Probably more what you had in mind . . .

  • I expect they are fully committed to the mission and vision of the organization and that they exemplify agency values in their interactions with individuals, both internal and external to the organization.
  • I expect they have the baseline knowledge necessary to fully carry out their job, or have developed a plan for acquiring baseline knowledge.
  • I expect the driving factor in decision-making is what is in the best interest of the agency as a whole, not personal or departmental priorities.
  • I expect the work within their area is consistent with, and supports the fulfillment of, Chaddock’s strategic and operational plans.
  • I expect when they come to me with a challenge, they will also come with potential solutions for consideration. My job is to offer guidance and feedback, not “solve their problems”.
  • I expect them to balance short-term urgency with long-term importance.
  • I expect them to be accountable to their team, including me, in carrying out their job responsibilities, and recognize that the decisions of one team member impacts the rest of the team.
  • I expect communication among the team, and with me, to be proactive rather than reactive, identifying upcoming decisions/activities before they occur rather than reporting afterwards.
  • I expect them to make the hard decisions in a thoughtful, caring and timely manner. I also expect them to understand that I’ll do the same, and although they may not always agree with my decisions I expect them to support them.
  • I expect them to look out for their team members, and raise concerns or observations in a supportive manner when appropriate. I also expect that they are receptive to the feedback from their team.
  • I expect them to model transparency in their actions, and foster two-way communications throughout the organization. Hierarchy is not a hideout.

Steering The Bike

Conference Bike

Our Chaplain at Chaddock shared a picture with me that he had taken while visiting his son in Los Angeles. The picture showed a group of individuals gathered around a bike like the one above. The “conference bike” accommodates seven individuals, six of whom are positioned at slightly different angles around a central core, all with their own set of pedals, and the seventh seat is positioned facing forward and manages the steering wheel. While the bike itself grabs your attention, the best part was what our Chaplain said as he showed me the picture . . . he said, “When I saw this bike, it reminded me of our Leadership Team.

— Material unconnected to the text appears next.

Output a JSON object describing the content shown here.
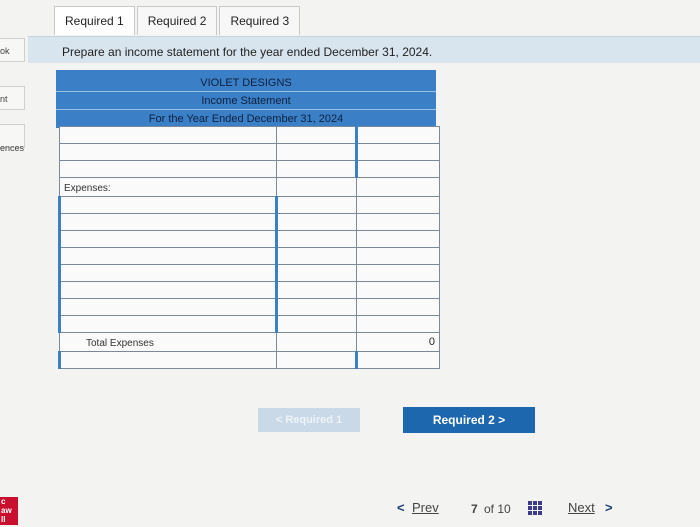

Each of the Directors has their own direction they are pedaling, but their efforts all work to move the whole organization forward in a single direction with you steering their efforts.” How cool is that!

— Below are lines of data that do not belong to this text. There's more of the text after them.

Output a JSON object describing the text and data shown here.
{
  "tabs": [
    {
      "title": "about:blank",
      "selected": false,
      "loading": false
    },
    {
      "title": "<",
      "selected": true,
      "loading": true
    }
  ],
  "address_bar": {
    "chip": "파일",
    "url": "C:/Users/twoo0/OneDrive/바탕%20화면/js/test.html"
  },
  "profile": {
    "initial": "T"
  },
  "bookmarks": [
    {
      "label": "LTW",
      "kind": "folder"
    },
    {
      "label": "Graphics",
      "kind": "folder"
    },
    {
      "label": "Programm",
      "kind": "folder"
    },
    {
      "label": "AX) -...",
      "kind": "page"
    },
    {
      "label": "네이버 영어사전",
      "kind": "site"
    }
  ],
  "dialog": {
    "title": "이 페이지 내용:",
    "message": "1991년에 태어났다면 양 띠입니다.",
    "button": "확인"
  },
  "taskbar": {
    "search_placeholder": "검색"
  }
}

While I would not have guessed that this octopus-like contraption would make him think of work (after all, he was on vacation!), I love the symbolism of his comments. It is true, all of our Leadership Team members do focus their energies in a very specific direction . . . be it finance, specific programs, quality assurance, etc . . . yet all of their efforts are built around and contribute to our core organizational goals. And although my primary responsibility may be to keep my eyes on the horizon and steer the organization, I still like to position myself in the thick of things.

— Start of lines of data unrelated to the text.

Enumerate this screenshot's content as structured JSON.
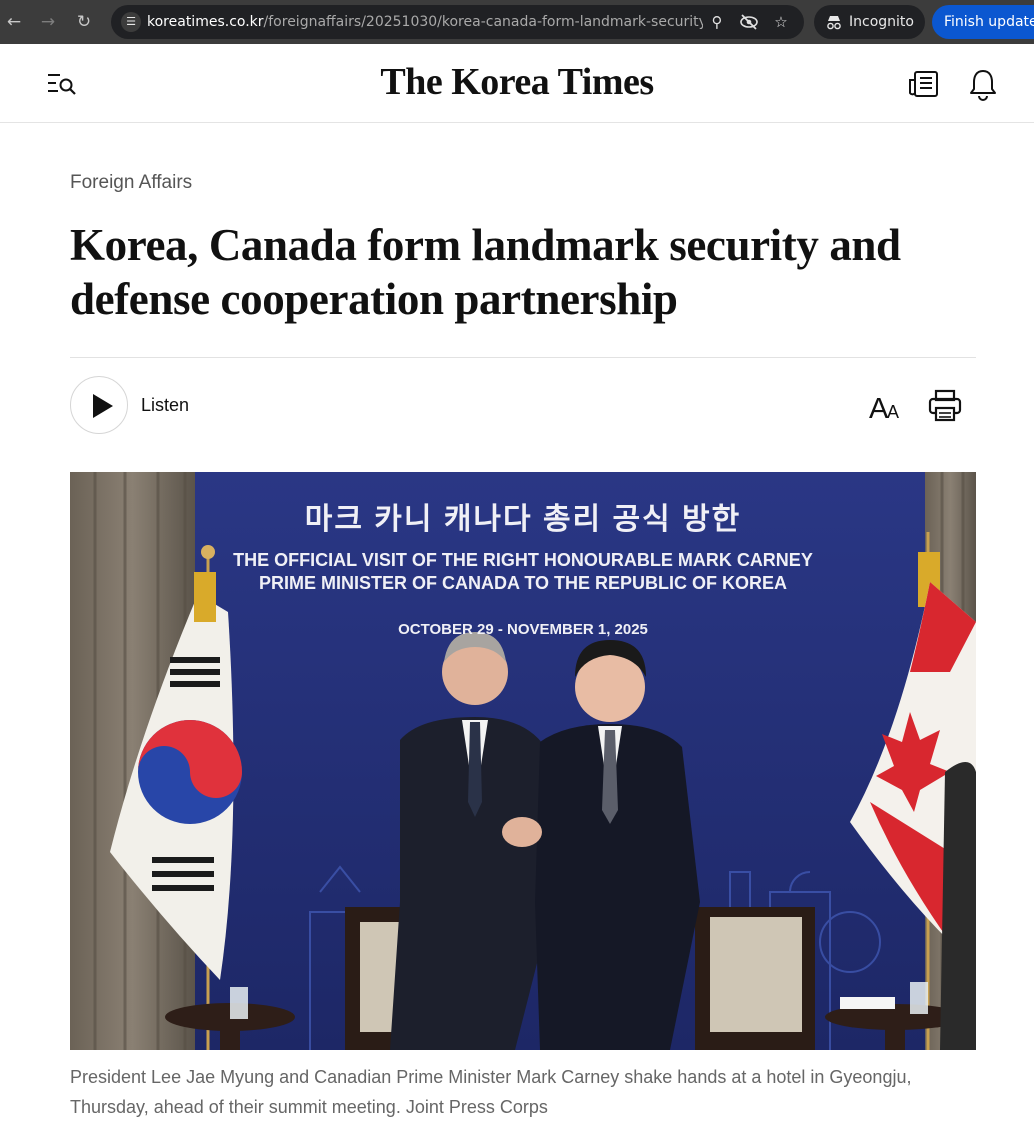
{
  "browser": {
    "url_host": "koreatimes.co.kr",
    "url_path": "/foreignaffairs/20251030/korea-canada-form-landmark-security-an...",
    "incognito_label": "Incognito",
    "update_label": "Finish update"
  },
  "header": {
    "logo_text": "The Korea Times"
  },
  "article": {
    "section": "Foreign Affairs",
    "headline": "Korea, Canada form landmark security and defense cooperation partnership",
    "listen_label": "Listen",
    "font_size_label": "AA",
    "caption": "President Lee Jae Myung and Canadian Prime Minister Mark Carney shake hands at a hotel in Gyeongju, Thursday, ahead of their summit meeting. Joint Press Corps"
  },
  "photo": {
    "banner_korean": "마크 카니 캐나다 총리 공식 방한",
    "banner_line1": "THE OFFICIAL VISIT OF THE RIGHT HONOURABLE MARK CARNEY",
    "banner_line2": "PRIME MINISTER OF CANADA TO THE REPUBLIC OF KOREA",
    "banner_dates": "OCTOBER 29 - NOVEMBER 1, 2025"
  },
  "colors": {
    "chrome_bg": "#3c3c3c",
    "omnibox_bg": "#202124",
    "update_blue": "#0b57d0",
    "backdrop_navy": "#2c3a86",
    "text_primary": "#111111",
    "text_muted": "#666666"
  },
  "icons": {
    "back": "arrow-left-icon",
    "forward": "arrow-right-icon",
    "reload": "reload-icon",
    "site_info": "tune-icon",
    "zoom": "zoom-icon",
    "tracking": "eye-off-icon",
    "bookmark": "star-icon",
    "incognito": "incognito-icon",
    "menu": "menu-search-icon",
    "newspaper": "newspaper-icon",
    "notifications": "bell-icon",
    "play": "play-icon",
    "font_size": "font-size-icon",
    "print": "printer-icon"
  }
}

That balance between keeping your eye on the horizon while still staying in the thick of things can be tricky for leaders. If you just keep your eye on the horizon without knowing what is happening day-to-day, you are likely to set off for destinations that are so disconnected from reality that it’s likely everyone on the bike is pedaling in opposite directions and the bike (or organization) can’t move forward. On the other hand, if the leader is too involved in the details it is as if he or she doesn’t trust the team to carry out their job and so feels the need to climb into their seat and “help pedal’, which just wears everyone out more quickly, and results in no one steering the bike.

So how do you achieve that balance? Trial and error . . . team members with enough confidence and tact to gently point out when you need to get out of their seat . . . a compelling view on the horizon . . . and just like when you were a kid trying to find your balance on a bike, practice . . . lots and lots of practice!